Wir kommen immer an! Die Frage ist, wo!? Und will ich da sein?

Letztes Jahr im Herbst war ich in Bozen wandern. Ein wunderbares Wandergebiet, tolle Landschaft plus „dolce vita“. Ich liebe es, mir zum Wandern ein Ziel zu stecken, den Weg dorthin aber noch offen zu lassen. Ich entscheide mich für eine Strecke und gehe los, Und wenn ich nicht weiter weiß, entscheide ich mich (häufig intuitiv) für einen Weg – der manchmal allerdings nicht dahin führt, wo ich hin will.

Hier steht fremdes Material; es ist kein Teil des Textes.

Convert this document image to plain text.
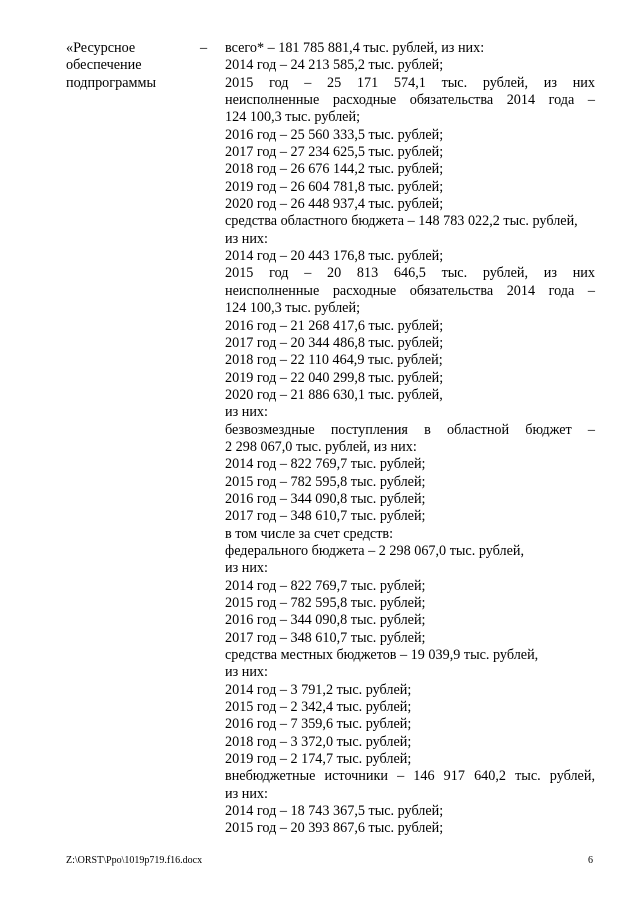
«Ресурсное
обеспечение
подпрограммы
– всего* – 181 785 881,4 тыс. рублей, из них:
2014 год – 24 213 585,2 тыс. рублей;
2015 год – 25 171 574,1 тыс. рублей, из них
неисполненные расходные обязательства 2014 года –
124 100,3 тыс. рублей;
2016 год – 25 560 333,5 тыс. рублей;
2017 год – 27 234 625,5 тыс. рублей;
2018 год – 26 676 144,2 тыс. рублей;
2019 год – 26 604 781,8 тыс. рублей;
2020 год – 26 448 937,4 тыс. рублей;
средства областного бюджета – 148 783 022,2 тыс. рублей,
из них:
2014 год – 20 443 176,8 тыс. рублей;
2015 год – 20 813 646,5 тыс. рублей, из них
неисполненные расходные обязательства 2014 года –
124 100,3 тыс. рублей;
2016 год – 21 268 417,6 тыс. рублей;
2017 год – 20 344 486,8 тыс. рублей;
2018 год – 22 110 464,9 тыс. рублей;
2019 год – 22 040 299,8 тыс. рублей;
2020 год – 21 886 630,1 тыс. рублей,
из них:
безвозмездные поступления в областной бюджет –
2 298 067,0 тыс. рублей, из них:
2014 год – 822 769,7 тыс. рублей;
2015 год – 782 595,8 тыс. рублей;
2016 год – 344 090,8 тыс. рублей;
2017 год – 348 610,7 тыс. рублей;
в том числе за счет средств:
федерального бюджета – 2 298 067,0 тыс. рублей,
из них:
2014 год – 822 769,7 тыс. рублей;
2015 год – 782 595,8 тыс. рублей;
2016 год – 344 090,8 тыс. рублей;
2017 год – 348 610,7 тыс. рублей;
средства местных бюджетов – 19 039,9 тыс. рублей,
из них:
2014 год – 3 791,2 тыс. рублей;
2015 год – 2 342,4 тыс. рублей;
2016 год – 7 359,6 тыс. рублей;
2018 год – 3 372,0 тыс. рублей;
2019 год – 2 174,7 тыс. рублей;
внебюджетные источники – 146 917 640,2 тыс. рублей,
из них:
2014 год – 18 743 367,5 тыс. рублей;
2015 год – 20 393 867,6 тыс. рублей;
Z:\ORST\Ppo\1019p719.f16.docx	6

Was macht der geneigte Wanderer dann? Ich stelle mir Fragen: Ist das wirklich der richtige Weg? Wo bin ich vielleicht falsch abgebogen? Wann begann es schwierig zu werden? Von wo bin ich denn gekommen? Habe ich falsche Annahmen und Erwartungen gesetzt? Und was heißt das dann für mich, hier und jetzt?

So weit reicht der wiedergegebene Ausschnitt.